Other antioxidant genes

Additional to the more detailed analyses above, further contigs were identified with high sequence similarity to genes with antioxidant functions. Contig15252 was shown to be most similar to a copper transport protein in the Southern house mosquito (Culex quinquifasciatus) (accession number: B0X8C6). Also two contigs (02344 and 02345) comprised non-overlapping clones with sequence similarity to the ER localised hypoxia up-regulated protein (Hyou1).

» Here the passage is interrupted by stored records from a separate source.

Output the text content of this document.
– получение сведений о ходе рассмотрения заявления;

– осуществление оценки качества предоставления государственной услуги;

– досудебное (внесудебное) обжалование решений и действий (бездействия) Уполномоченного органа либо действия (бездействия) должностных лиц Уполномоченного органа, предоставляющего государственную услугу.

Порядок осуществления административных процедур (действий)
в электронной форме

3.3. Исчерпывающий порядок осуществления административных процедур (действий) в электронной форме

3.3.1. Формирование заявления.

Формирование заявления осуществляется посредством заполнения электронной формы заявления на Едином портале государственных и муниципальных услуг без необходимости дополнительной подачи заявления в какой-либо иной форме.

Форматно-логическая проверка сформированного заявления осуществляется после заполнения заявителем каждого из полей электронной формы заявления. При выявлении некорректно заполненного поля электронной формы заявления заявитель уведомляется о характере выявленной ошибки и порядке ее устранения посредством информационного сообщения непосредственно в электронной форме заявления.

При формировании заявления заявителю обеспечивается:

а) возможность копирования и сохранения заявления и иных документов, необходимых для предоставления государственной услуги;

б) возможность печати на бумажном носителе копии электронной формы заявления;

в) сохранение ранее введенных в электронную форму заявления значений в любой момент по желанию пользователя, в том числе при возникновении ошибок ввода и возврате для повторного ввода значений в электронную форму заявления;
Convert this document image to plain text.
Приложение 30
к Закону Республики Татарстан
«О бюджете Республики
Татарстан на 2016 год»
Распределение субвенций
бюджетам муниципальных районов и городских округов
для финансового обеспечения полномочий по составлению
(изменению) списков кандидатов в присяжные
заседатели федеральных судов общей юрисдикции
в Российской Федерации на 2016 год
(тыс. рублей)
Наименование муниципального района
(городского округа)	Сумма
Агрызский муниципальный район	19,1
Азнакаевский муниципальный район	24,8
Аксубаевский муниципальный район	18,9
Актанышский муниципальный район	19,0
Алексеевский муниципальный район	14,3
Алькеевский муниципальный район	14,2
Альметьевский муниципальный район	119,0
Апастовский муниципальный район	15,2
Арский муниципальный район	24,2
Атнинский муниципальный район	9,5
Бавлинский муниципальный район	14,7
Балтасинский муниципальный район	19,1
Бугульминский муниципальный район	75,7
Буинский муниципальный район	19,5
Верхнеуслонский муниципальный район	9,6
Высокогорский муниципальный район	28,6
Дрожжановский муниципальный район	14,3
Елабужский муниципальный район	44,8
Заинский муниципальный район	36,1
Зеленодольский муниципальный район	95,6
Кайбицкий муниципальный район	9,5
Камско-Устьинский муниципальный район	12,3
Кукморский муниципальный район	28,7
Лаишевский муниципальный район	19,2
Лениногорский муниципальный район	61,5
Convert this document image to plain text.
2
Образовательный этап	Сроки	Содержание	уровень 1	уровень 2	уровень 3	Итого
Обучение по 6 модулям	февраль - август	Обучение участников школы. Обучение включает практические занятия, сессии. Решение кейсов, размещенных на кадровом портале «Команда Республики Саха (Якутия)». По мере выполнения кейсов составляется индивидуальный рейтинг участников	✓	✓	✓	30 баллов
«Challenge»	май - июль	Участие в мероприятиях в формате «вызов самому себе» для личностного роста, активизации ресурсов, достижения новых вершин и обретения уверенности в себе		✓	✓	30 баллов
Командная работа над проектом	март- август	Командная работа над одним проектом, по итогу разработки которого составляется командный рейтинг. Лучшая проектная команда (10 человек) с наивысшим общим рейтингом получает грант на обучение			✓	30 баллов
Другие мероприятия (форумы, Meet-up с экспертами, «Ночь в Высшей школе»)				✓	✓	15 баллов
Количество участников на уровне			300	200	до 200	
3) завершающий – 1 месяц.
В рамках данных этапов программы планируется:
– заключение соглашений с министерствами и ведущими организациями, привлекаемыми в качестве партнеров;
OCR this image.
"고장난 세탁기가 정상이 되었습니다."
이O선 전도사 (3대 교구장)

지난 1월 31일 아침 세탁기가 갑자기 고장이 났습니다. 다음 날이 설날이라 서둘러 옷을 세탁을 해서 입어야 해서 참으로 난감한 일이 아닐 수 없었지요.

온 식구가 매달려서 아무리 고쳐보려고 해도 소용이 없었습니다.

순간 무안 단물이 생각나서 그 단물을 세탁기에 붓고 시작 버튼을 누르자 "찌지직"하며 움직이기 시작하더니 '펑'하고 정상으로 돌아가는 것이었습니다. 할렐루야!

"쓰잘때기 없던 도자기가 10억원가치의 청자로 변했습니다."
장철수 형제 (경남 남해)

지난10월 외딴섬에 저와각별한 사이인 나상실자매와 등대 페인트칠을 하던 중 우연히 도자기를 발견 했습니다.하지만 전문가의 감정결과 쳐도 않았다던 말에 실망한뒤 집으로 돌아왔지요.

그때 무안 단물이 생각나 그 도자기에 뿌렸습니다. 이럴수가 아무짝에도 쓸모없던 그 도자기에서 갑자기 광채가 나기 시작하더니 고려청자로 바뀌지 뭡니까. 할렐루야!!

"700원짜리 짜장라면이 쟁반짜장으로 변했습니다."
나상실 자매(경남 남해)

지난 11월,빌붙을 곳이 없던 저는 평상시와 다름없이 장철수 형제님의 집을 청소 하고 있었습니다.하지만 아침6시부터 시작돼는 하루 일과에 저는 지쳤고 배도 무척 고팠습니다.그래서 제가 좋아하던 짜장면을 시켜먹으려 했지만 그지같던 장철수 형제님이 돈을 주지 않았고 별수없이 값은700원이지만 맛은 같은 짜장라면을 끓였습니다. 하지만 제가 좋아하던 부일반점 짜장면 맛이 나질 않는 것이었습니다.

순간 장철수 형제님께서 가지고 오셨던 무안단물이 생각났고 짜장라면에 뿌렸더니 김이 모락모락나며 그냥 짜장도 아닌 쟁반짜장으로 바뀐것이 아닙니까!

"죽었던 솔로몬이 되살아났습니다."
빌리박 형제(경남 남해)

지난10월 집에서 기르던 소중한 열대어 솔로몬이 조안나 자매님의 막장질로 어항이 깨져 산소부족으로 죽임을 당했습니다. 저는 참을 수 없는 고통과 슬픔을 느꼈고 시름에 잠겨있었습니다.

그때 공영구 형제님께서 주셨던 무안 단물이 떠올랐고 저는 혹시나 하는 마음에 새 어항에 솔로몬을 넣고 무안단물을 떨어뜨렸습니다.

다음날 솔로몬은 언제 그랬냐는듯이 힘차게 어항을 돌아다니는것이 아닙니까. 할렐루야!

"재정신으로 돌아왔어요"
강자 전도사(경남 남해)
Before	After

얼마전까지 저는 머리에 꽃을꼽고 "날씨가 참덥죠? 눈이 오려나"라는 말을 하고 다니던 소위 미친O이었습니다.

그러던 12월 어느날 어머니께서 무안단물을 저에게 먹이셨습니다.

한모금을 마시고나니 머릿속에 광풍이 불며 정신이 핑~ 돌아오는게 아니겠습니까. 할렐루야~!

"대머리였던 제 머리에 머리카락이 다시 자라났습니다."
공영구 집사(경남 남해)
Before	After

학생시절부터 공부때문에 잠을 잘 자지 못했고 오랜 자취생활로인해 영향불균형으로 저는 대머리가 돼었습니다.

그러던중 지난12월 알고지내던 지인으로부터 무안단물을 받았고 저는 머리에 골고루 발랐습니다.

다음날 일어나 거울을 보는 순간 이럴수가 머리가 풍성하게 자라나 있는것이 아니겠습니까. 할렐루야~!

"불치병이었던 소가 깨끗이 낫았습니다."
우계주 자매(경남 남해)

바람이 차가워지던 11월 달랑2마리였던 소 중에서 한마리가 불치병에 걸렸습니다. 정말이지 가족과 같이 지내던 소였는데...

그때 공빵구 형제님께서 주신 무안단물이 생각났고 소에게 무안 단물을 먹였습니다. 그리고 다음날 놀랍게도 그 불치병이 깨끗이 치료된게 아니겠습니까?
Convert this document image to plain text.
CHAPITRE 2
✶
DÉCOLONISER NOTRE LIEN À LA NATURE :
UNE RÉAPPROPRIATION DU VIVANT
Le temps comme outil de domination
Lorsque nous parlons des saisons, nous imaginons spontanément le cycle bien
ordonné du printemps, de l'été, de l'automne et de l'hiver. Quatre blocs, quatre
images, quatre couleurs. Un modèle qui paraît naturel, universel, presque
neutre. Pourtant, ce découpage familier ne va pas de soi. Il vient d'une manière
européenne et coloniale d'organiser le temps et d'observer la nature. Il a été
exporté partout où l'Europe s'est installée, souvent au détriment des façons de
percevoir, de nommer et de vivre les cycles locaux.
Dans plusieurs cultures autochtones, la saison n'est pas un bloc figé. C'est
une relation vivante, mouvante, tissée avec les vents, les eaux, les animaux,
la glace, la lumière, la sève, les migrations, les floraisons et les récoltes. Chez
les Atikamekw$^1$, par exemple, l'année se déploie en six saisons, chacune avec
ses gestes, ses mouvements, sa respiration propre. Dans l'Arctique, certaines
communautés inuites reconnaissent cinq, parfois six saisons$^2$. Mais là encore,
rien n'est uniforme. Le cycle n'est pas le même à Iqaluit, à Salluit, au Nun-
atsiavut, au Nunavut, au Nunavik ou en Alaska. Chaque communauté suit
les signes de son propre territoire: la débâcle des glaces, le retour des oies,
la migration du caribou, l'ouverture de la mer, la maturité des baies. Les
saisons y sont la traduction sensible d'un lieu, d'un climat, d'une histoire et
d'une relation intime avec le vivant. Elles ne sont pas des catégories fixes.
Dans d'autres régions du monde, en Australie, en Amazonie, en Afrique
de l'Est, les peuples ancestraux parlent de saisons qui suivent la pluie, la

Whilst this latter protein is a member of the HSP70 family and therefore may play function as a molecular chaperone and participate in protein folding, its critical role is thought to be cryoprotection triggered by oxygen deprivation.

Conclusions

This paper describes, for the first time, a transcriptome of the Antarctic krill Euphausia superba using 454 pyrosequencing technologies. The most highly expressed genes are concerned with lipid and seasonal metabolism. However, the classical “stress proteins”, such as HSP70, HSP90, ferritin and GST are also highly expressed, which lead us to carry out an extensive characterisation of both the cellular chaperone system and the major antioxidant proteins (Figure 5). Knowledge of these gene networks is particularly pertinent in the study of Antarctic marine species in terms of both their adaptations to living in an extreme environment, but also to their responses to climate change. In a recent study on the transcriptomes of Antarctic notothenioid fish 177 protein families were shown to be over-expressed compared with temperate relatives, many of these were genes involved in protein biosynthesis, protein folding, lipid metabolism and antioxidants [116], similar to those described in this paper. These were hypothesized as required adaptations to living in the cold and validate some of the proposed costs of living in such an environment, such as decreased protein folding efficiency [117] and increased vulnerability to damage by reactive oxygen species [99].

Figure 5

Summary of most highly expressed chaperone and “stress” transcripts in E. superba.

Summary of most highly expressed chaperone and “stress” transcripts in E. superba.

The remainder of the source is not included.